Budgeting out the arts

I got nothing against the arts or the humanities....I just don't think government should be supporting them.
Now National Public Radio and the Public Broadcasting Service is another story, if they are going to engage in propaganda then the groups who benefit from said propaganda should support them financially.


Trump budget proposes entirely eliminating National Endowment for the Arts
President Trump's proposed budget would cut entirely the National Endowment for the Arts and Humanities (NEA), according to a new report by The New York Times.

Federal officials told The Times that the chairwoman of the arts endowment told her staff the news Wednesday. It was reportedly met with a mix of sadness and surprise.

Chairwoman Jane Chu reportedly told staff that the arts endowment would continue business as usual as the budget process moves forward and said she called the meeting because she didn't want staff hearing from the media.

Trump's plans to eliminate the NEA were first reported in January, shortly before his inauguration.

His administration considered privatizing the Corporation for Public Broadcasting (CBP) and eliminating the National Endowment for the Arts (NEA) and National Endowment for the Humanities (NEH).

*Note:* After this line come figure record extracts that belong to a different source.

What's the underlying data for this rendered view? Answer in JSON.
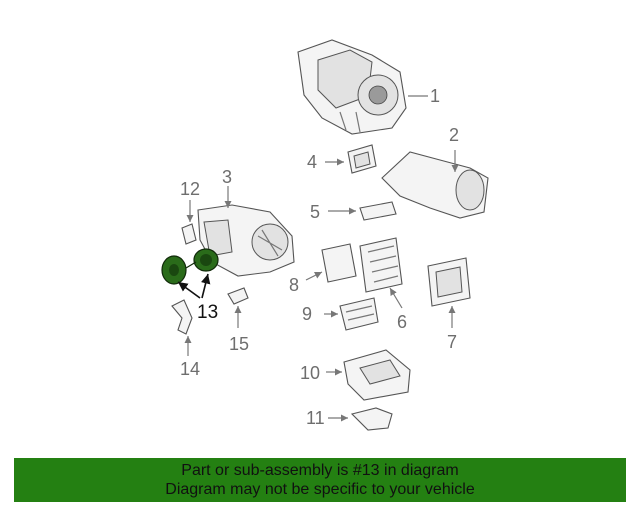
{
  "diagram": {
    "labels": [
      "1",
      "2",
      "3",
      "4",
      "5",
      "6",
      "7",
      "8",
      "9",
      "10",
      "11",
      "12",
      "13",
      "14",
      "15"
    ],
    "highlight_label": "13",
    "highlight_color": "#2a6b1a"
  },
  "banner": {
    "line1": "Part or sub-assembly is #13 in diagram",
    "line2": "Diagram may not be specific to your vehicle",
    "background": "#248012"
  }
}
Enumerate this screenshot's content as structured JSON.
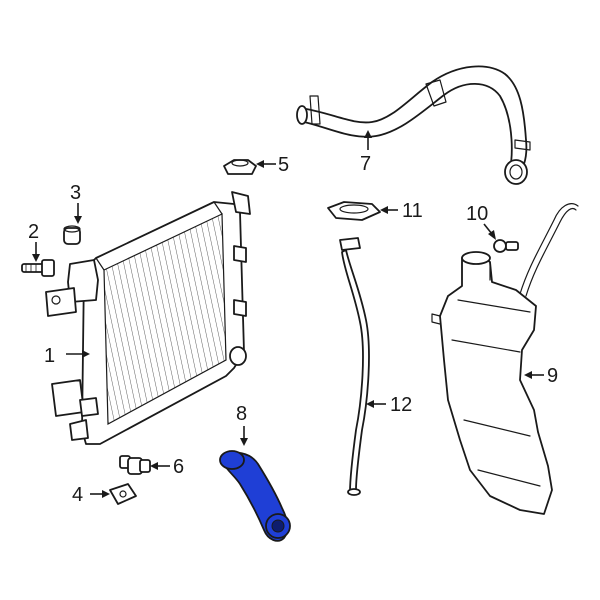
{
  "diagram": {
    "highlight_color": "#1f3fd6",
    "line_color": "#1a1a1a",
    "labels": {
      "part_1": "1",
      "part_2": "2",
      "part_3": "3",
      "part_4": "4",
      "part_5": "5",
      "part_6": "6",
      "part_7": "7",
      "part_8": "8",
      "part_9": "9",
      "part_10": "10",
      "part_11": "11",
      "part_12": "12"
    }
  }
}
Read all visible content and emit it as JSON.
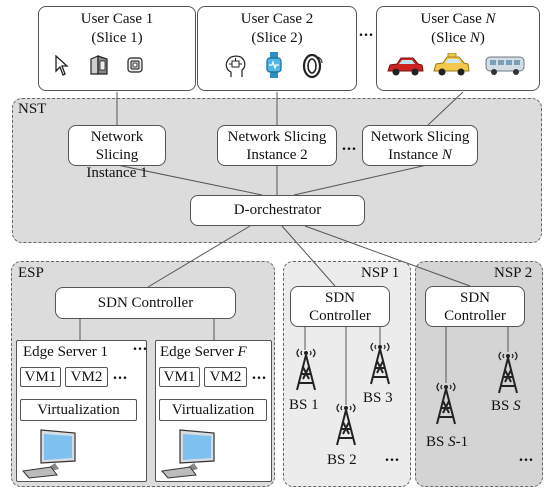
{
  "user_cases": [
    {
      "line1": "User Case 1",
      "line2": "(Slice 1)"
    },
    {
      "line1": "User Case 2",
      "line2": "(Slice 2)"
    },
    {
      "line1_prefix": "User Case ",
      "line1_var": "N",
      "line2_prefix": "(Slice ",
      "line2_var": "N",
      "line2_suffix": ")"
    }
  ],
  "user_case_ellipsis": "...",
  "nst": {
    "label": "NST",
    "instances": [
      {
        "line1": "Network Slicing",
        "line2": "Instance 1"
      },
      {
        "line1": "Network Slicing",
        "line2": "Instance 2"
      },
      {
        "line1": "Network Slicing",
        "line2_prefix": "Instance ",
        "line2_var": "N"
      }
    ],
    "ellipsis": "...",
    "orchestrator": "D-orchestrator"
  },
  "esp": {
    "label": "ESP",
    "controller": "SDN Controller",
    "servers": [
      {
        "title": "Edge Server 1",
        "vm1": "VM1",
        "vm2": "VM2",
        "vm_ellipsis": "...",
        "virtualization": "Virtualization"
      },
      {
        "title_prefix": "Edge Server ",
        "title_var": "F",
        "vm1": "VM1",
        "vm2": "VM2",
        "vm_ellipsis": "...",
        "virtualization": "Virtualization"
      }
    ],
    "server_ellipsis": "..."
  },
  "nsp1": {
    "label": "NSP 1",
    "controller_line1": "SDN",
    "controller_line2": "Controller",
    "bs": [
      {
        "label": "BS 1"
      },
      {
        "label": "BS 2"
      },
      {
        "label": "BS 3"
      }
    ],
    "ellipsis": "..."
  },
  "nsp2": {
    "label": "NSP 2",
    "controller_line1": "SDN",
    "controller_line2": "Controller",
    "bs": [
      {
        "prefix": "BS ",
        "var": "S",
        "suffix": "-1"
      },
      {
        "prefix": "BS ",
        "var": "S",
        "suffix": ""
      }
    ],
    "ellipsis": "..."
  },
  "colors": {
    "region_fill": "#dcdcdc",
    "nsp1_fill": "#ececec",
    "nsp2_fill": "#d4d4d4",
    "line": "#555555"
  },
  "icons": [
    "cursor-icon",
    "phone-icon",
    "tablet-icon",
    "brain-chip-icon",
    "smartwatch-icon",
    "wireless-ring-icon",
    "red-car-icon",
    "taxi-icon",
    "bus-icon",
    "tower-icon",
    "monitor-icon"
  ]
}
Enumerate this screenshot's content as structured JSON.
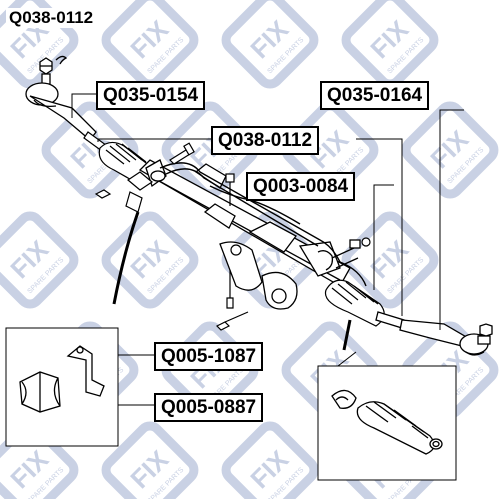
{
  "page_title": "Q038-0112",
  "parts": [
    {
      "number": "Q035-0154"
    },
    {
      "number": "Q035-0164"
    },
    {
      "number": "Q038-0112"
    },
    {
      "number": "Q003-0084"
    },
    {
      "number": "Q005-1087"
    },
    {
      "number": "Q005-0887"
    }
  ],
  "watermark": {
    "brand": "FIX",
    "tagline": "SPARE PARTS",
    "color": "#c9d1e4"
  },
  "colors": {
    "line": "#000000",
    "label_border": "#000000",
    "background": "#ffffff"
  }
}
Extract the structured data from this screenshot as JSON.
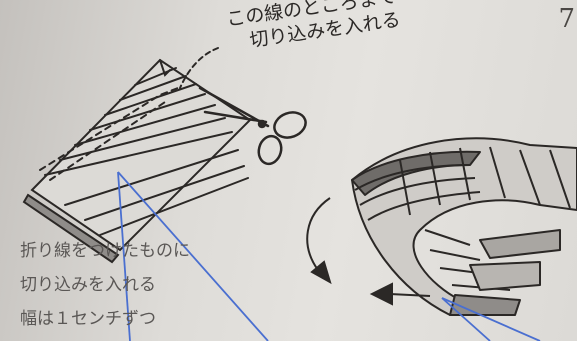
{
  "page_number": "7",
  "caption_top": {
    "line1": "この線のところまで",
    "line2": "切り込みを入れる"
  },
  "caption_left": {
    "line1": "折り線をつけたものに",
    "line2": "切り込みを入れる",
    "line3": "幅は１センチずつ"
  },
  "colors": {
    "paper": "#e0deda",
    "ink": "#2b2826",
    "annotation_line": "#4a6fd0"
  }
}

While public broadcasting and the two arts programs have been popular conservative targets for decades, control of both ends of Pennsylvania Avenue gives the GOP a real chance to achieve a long sought-after goal.
Funding for the national endowments is a relatively thin slice of the nearly $4 trillion federal budget. The NEA secured $148 million from the federal government in 2016, roughly the same amount requested by the National Endowment for the Humanities. 
You know some of the greatest works of art and music where created  by artists and composers who went out and found patrons:
a person who gives financial or other support to a person, organization, cause, or activity.
"Charles became a patron of Rubens and van Dyck"
They had to convince someone to support their artistic vision and pay for their time and materials. If they could find someone who felt their art was worth sponsoring then they were on easy street.
If not then tough noodles.
Taxpayers shouldn't be shouldered with the bill for someone who's "vision" is so bereft of redeeming value that they can't get a private person to embrace it financially.
Maybe it's time for the artists and humanity ....whatever they reevaluate the appeal of their respective disciplines to figure out why more wealthy people don't want to invest in them.